Cuando el artículo está escrito en otro idioma, debe mantenerse
su escritura en el idioma original, sin traducir el título, si la referencia
no fue consultada personalmente, sino tomada de otro artículo o un
libro debe indicarse la fuente, por ejemplo: Hirschprung H, Stuhltragheit Neugeborener in Folge von Dilation und Hypertrophic des
Colon. Jahrb Kindech 1888; 27:1. Citado en: Martin LW, Torres AM.

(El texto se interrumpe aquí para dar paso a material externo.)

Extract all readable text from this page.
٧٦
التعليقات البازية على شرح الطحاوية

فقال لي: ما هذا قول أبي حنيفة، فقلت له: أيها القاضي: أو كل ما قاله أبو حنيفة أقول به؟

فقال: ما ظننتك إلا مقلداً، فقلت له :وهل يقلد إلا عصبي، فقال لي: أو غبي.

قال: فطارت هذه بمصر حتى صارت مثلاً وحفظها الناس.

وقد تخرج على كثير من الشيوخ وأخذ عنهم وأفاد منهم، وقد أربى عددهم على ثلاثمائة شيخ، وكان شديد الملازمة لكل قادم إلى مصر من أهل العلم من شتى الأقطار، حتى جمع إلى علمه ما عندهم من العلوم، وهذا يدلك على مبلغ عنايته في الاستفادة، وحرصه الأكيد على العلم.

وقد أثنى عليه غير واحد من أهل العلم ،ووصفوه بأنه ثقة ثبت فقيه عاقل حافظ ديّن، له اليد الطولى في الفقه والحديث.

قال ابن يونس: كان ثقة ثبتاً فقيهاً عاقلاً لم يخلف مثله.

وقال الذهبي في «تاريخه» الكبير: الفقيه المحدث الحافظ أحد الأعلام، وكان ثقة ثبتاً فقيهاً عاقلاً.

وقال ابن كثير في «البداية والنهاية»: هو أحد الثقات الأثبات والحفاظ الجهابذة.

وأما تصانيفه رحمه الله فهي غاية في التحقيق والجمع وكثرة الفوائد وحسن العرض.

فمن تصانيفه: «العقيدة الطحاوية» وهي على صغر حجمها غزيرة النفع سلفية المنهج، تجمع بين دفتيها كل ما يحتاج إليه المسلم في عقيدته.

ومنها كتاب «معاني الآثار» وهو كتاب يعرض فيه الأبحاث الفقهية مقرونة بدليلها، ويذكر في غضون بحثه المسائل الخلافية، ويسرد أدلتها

Enfermedad de Hirschprung. Clin Quir NA 1985; 5: 1205-14. Si la
referencia proviene de un libro el orden de la cita será el siguiente:
Apellido del primer autor seguido de sus iniciales correspondientes
a su segundo apellido y su nombre, título del libro y subtítulos si los
hubiere, número de edición, casa editorial, ciudad, año y página inicial.
Por ejemplo: Velázquez JL. Redacción del escrito médico. 2a, edición, Ediciones Médicas del Hospital Infantil de México Federico
Gómez, México, D.F., 1989. Cuando se trate de un capítulo de libro,
la referencia debe organizarse de la siguiente forma: Apellido completo
del autor, seguido por las iniciales del segundo apellido y el nombre,
título del capítulo. Nombre(s) del autor(es) del libro citado, título de
éste, número de edición, editorial, ciudad, año y página inicial. Un
ejemplo sería el siguiente: Vargas VF, Causalidad y factor de riego.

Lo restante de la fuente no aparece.